Wurzeln und Flügel

"Zwei Dinge sollen Kinder von ihren Eltern bekommen:
Wurzeln und Flügel."

Johann Wolfgang von Goethe

Wurzeln, getränkt in Lügen, Verrat und Betrug. Liebe findet man wenig, nur vereinzelt. Früher, in einer Zeit, an die man sich nicht erinnern mag, sich nicht traut, es nicht wagt, aus Angst, sie war nur eine Illusion, früher gab es sie. Die liebevollen Eltern. Gute-Nacht-Geschichten zum Einschlafen, einen Gute-Nacht-Kuss auf Stirn, Wange, Mund, viele geliebte Haustiere.
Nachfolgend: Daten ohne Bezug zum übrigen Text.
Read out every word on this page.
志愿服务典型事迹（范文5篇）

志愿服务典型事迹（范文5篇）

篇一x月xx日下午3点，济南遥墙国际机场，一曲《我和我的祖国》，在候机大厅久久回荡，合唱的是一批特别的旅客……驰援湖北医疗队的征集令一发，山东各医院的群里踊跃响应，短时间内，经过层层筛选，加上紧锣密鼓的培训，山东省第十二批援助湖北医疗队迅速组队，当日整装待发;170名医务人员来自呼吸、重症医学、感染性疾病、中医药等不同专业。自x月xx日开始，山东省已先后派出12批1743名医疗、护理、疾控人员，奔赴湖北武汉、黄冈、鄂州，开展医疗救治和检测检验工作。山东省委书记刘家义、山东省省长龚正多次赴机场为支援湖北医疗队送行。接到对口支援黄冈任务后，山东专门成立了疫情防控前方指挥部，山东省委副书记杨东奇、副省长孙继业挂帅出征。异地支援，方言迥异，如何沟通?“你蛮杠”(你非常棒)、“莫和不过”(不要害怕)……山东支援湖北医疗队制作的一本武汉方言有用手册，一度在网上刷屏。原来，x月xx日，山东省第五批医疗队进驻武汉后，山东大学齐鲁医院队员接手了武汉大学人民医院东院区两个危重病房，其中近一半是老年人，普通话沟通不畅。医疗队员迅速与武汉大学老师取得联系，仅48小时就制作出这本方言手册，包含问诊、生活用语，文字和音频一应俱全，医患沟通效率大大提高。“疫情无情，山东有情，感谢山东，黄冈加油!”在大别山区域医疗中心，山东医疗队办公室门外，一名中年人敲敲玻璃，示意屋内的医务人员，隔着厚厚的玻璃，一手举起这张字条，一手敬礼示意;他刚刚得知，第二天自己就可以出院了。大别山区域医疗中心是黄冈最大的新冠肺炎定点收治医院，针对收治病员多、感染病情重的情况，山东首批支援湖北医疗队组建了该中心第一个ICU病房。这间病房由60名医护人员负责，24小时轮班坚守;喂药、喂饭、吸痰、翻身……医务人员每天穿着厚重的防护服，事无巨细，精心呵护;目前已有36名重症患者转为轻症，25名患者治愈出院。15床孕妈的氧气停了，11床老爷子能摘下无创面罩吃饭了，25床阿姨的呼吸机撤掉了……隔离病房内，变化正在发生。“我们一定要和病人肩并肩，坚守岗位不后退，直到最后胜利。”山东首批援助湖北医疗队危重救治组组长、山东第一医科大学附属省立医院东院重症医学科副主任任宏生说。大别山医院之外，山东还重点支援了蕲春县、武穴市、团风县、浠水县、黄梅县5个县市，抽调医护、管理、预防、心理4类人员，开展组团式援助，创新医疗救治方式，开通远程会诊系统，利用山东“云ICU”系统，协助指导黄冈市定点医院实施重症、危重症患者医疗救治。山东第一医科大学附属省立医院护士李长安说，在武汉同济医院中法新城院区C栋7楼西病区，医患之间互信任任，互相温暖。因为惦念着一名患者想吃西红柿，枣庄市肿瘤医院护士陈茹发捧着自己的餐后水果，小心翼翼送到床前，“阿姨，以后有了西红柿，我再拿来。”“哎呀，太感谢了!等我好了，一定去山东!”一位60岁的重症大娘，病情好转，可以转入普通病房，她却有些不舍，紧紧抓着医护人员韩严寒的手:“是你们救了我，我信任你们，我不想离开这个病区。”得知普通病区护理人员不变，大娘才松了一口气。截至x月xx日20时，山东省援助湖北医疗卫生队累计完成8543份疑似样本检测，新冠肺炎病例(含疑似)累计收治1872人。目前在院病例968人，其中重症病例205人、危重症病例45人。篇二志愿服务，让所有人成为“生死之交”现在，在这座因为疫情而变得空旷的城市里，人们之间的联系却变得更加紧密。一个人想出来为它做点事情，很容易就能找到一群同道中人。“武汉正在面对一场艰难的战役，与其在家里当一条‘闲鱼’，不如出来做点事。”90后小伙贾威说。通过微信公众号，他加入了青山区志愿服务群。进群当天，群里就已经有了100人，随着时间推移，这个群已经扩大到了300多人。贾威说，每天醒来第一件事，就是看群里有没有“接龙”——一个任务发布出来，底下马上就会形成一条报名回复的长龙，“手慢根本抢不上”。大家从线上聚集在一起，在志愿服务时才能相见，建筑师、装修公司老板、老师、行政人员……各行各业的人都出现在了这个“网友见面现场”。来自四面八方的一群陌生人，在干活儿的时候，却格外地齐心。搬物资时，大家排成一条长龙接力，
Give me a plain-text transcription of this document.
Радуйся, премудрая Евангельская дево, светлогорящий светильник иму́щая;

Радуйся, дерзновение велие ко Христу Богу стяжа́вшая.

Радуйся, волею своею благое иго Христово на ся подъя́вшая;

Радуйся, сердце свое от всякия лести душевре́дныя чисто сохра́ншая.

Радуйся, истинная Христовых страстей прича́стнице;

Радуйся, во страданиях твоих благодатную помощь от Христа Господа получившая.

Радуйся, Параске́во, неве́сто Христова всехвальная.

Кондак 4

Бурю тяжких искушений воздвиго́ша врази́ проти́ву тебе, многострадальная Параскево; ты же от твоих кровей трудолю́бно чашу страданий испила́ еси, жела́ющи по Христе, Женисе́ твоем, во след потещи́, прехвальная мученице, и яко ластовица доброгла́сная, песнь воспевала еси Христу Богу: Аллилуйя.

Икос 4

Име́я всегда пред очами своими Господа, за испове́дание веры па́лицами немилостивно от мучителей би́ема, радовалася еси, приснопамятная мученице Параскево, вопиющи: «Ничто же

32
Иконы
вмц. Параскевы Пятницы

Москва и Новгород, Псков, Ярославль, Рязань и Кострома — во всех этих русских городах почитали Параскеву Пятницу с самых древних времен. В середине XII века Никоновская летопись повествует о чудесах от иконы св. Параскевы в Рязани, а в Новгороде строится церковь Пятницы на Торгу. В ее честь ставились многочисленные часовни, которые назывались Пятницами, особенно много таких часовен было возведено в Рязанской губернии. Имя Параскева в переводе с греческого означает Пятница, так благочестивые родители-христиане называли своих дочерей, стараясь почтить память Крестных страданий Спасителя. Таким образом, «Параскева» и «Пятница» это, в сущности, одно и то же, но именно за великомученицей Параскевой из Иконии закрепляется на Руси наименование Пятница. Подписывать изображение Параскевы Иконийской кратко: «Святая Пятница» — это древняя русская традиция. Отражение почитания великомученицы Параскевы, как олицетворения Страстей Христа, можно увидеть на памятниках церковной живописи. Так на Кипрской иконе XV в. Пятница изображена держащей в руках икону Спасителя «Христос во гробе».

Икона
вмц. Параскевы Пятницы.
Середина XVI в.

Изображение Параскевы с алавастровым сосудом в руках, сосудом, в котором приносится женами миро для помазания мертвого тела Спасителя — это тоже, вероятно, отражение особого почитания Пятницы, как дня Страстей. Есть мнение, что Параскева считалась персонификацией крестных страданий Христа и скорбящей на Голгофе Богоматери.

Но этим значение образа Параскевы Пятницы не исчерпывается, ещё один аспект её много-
Wann hat das alles aufgehört zu existieren? Was ist schief gegangen? Wie konnte sich das Blatt nur so schnell wenden und warum hat da niemand etwas gegen getan? Oder konnte man nichts dagegen tun? Musste es einfach so kommen?

Wie konnten alle einfach so zulassen, dass Kinder von solchen Eltern erzogen wurden? Es gibt Dinge, von denen sollten Kinder in einem gewissen Alter noch nichts wissen, nichts erfahren, und auf keinen Fall verstehen. Manchen Kindern wird das Kindsein verwehrt.

Einige erlernen es wieder, weil sie alte, morsche und zerbrechliche Wurzeln ersetzt haben durch stärkere, in Liebe und Freundschaft getränkte Wurzeln. Weil sie ihre Flügel benutzt haben, auch wenn der Weg schwer und man selber kraftlos war. Weil es die scheinbar einzige Rettung zu sein schien.

Und andere...erlernen es sehr spät, vielleicht nie. Weil sie durch die Erfahrungen zu früh erwachsen geworden sind, sein mussten und nun nicht mehr zurück können. Vielleicht auch gar nicht mehr zurück wollen. Sie suchen ihr Glück nicht mehr in Liebe und Freunschaft von anderen Menschen, sondern in materiellen Dingen. Dinge, die sie nicht verletzen, verlassen oder beschuldigen können.

Schuld daran sind Menschen, die es zulassen. Die nicht merken, wie schnell die Seele eines Kindes zerstört werden kann. Die sich einreden, dass alles halb so schlimm sei. Die nicht mit ihrem Leben klarkommen und dafür den Kindern die Schuld geben.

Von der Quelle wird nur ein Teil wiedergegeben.